Download or read book Planet City written by Liam Young and published by . This book was released on 2020-12-17 with total page pages. Available in PDF, EPUB and Kindle. Book excerpt: Planet City is a speculation of what might happen if the world collapsed into a new home for 10 billion people, allowing the rest of the world to return to a global wilderness. It is both an extraordinary image of tomorrow and an urgent examination of the environmental questions that face us today.

Future Park

Future Park
Author :
Publisher : CSIRO PUBLISHING
Total Pages : 357
Release :
ISBN-10 : 9780643106628
ISBN-13 : 0643106626
Rating : 4/5 (28 Downloads)

Book Synopsis Future Park by : Amalie Wright

Download or read book Future Park written by Amalie Wright and published by CSIRO PUBLISHING. This book was released on 2013-09-19 with total page 357 pages. Available in PDF, EPUB and Kindle. Book excerpt: The first public parks were created on urban 'greenfields'. Once these designated sites had been used, cities looked towards post-industrial sites, and built parks in places that had suffered from environmental degradation, neglect, abandonment and conflict. With finite stocks of urban post-industrial land now also approaching exhaustion, more ways of making parks are required to create inclusive, accessible and resilient urban places.
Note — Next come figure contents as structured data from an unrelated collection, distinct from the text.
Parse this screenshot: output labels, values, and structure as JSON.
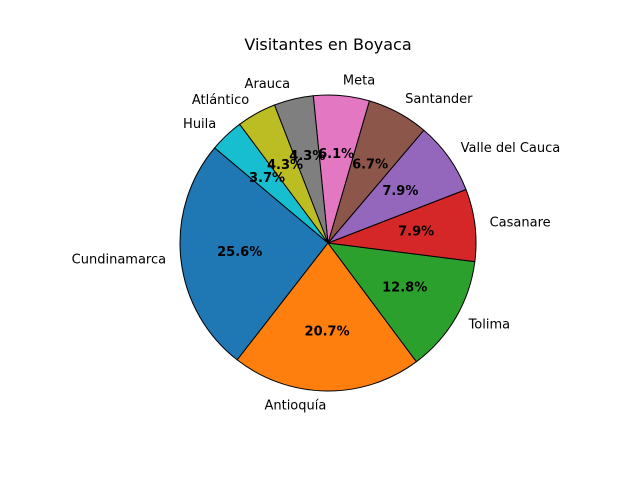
{
  "chart_data": {
    "type": "pie",
    "title": "Visitantes en Boyaca",
    "start_angle_deg": 140,
    "direction": "counterclockwise",
    "slices": [
      {
        "label": "Cundinamarca",
        "value": 25.6,
        "pct_label": "25.6%",
        "color": "#1f77b4"
      },
      {
        "label": "Antioquía",
        "value": 20.7,
        "pct_label": "20.7%",
        "color": "#ff7f0e"
      },
      {
        "label": "Tolima",
        "value": 12.8,
        "pct_label": "12.8%",
        "color": "#2ca02c"
      },
      {
        "label": "Casanare",
        "value": 7.9,
        "pct_label": "7.9%",
        "color": "#d62728"
      },
      {
        "label": "Valle del Cauca",
        "value": 7.9,
        "pct_label": "7.9%",
        "color": "#9467bd"
      },
      {
        "label": "Santander",
        "value": 6.7,
        "pct_label": "6.7%",
        "color": "#8c564b"
      },
      {
        "label": "Meta",
        "value": 6.1,
        "pct_label": "6.1%",
        "color": "#e377c2"
      },
      {
        "label": "Arauca",
        "value": 4.3,
        "pct_label": "4.3%",
        "color": "#7f7f7f"
      },
      {
        "label": "Atlántico",
        "value": 4.3,
        "pct_label": "4.3%",
        "color": "#bcbd22"
      },
      {
        "label": "Huila",
        "value": 3.7,
        "pct_label": "3.7%",
        "color": "#17becf"
      }
    ]
  }
}
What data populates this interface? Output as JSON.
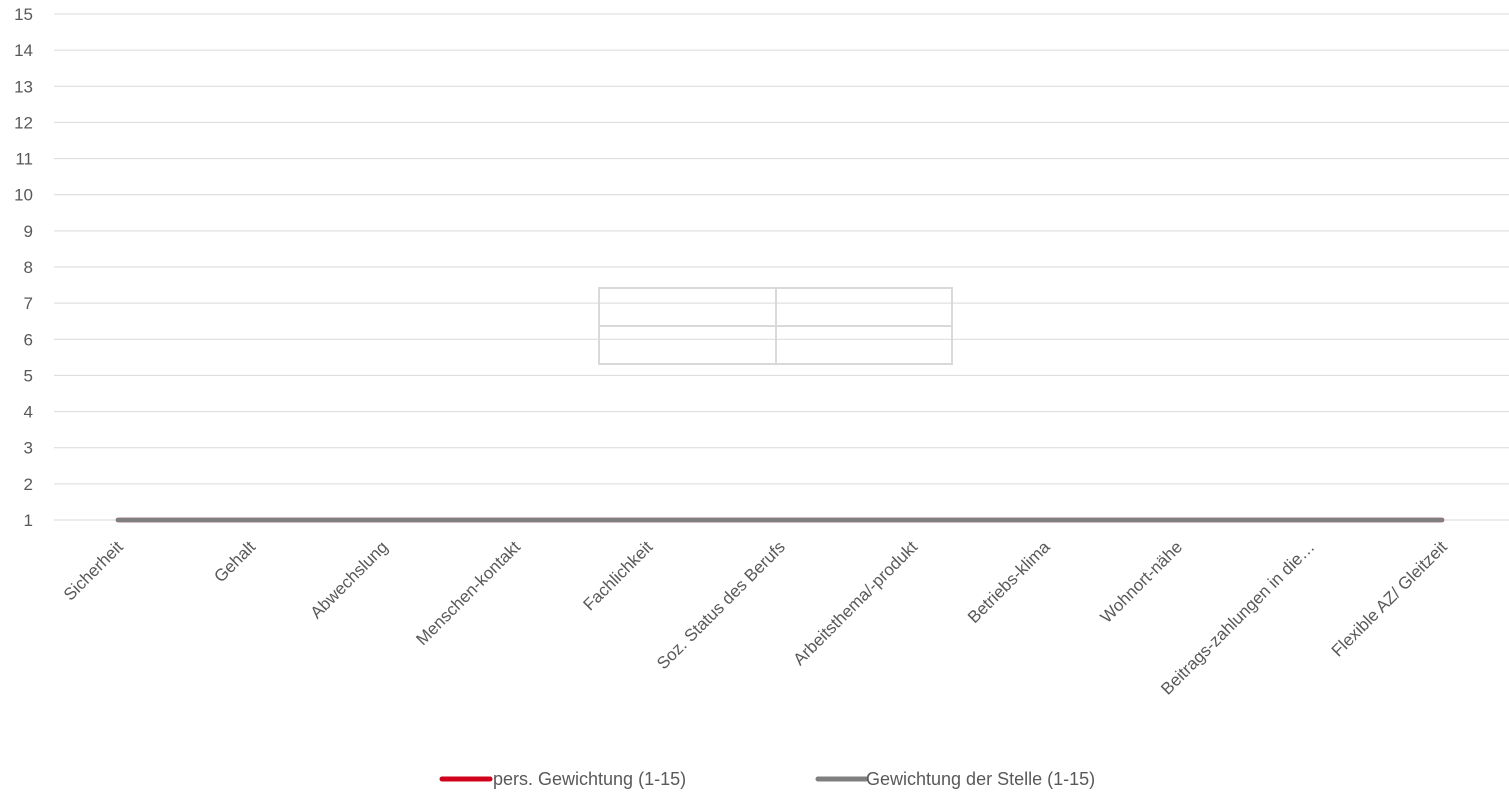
{
  "chart_data": {
    "type": "line",
    "categories": [
      "Sicherheit",
      "Gehalt",
      "Abwechslung",
      "Menschen-kontakt",
      "Fachlichkeit",
      "Soz. Status des Berufs",
      "Arbeitsthema/-produkt",
      "Betriebs-klima",
      "Wohnort-nähe",
      "Beitrags-zahlungen in die…",
      "Flexible AZ/ Gleitzeit"
    ],
    "series": [
      {
        "name": "pers. Gewichtung (1-15)",
        "color": "#d0021b",
        "values": [
          1,
          1,
          1,
          1,
          1,
          1,
          1,
          1,
          1,
          1,
          1
        ]
      },
      {
        "name": "Gewichtung der Stelle (1-15)",
        "color": "#7f7f7f",
        "values": [
          1,
          1,
          1,
          1,
          1,
          1,
          1,
          1,
          1,
          1,
          1
        ]
      }
    ],
    "yticks": [
      1,
      2,
      3,
      4,
      5,
      6,
      7,
      8,
      9,
      10,
      11,
      12,
      13,
      14,
      15
    ],
    "ylim": [
      1,
      15
    ],
    "grid": true,
    "legend": "bottom",
    "gridColor": "#d9d9d9"
  }
}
Future Park invites Australian built environment professionals and policymakers to consider the future of parks in our cities. Including spectacular images of public spaces throughout the world, the book describes the economic, social and environmental benefits of urban parks, and then outlines the threats and challenges facing cities and communities in an age when more than half the world's population are urban dwellers. Future Park introduces the need to embrace new public park thinking to ensure that benefits continue to be realised. Future Park illustrates imaginative and resourceful responses to real challenges by highlighting recent proposals and projects. These projects coalesce around four broad themes – linkages, obsolescences, co-locations and installations – responding to contemporary urban paradoxes, and ensuring parks continue to play a vital role in the lives of our cities.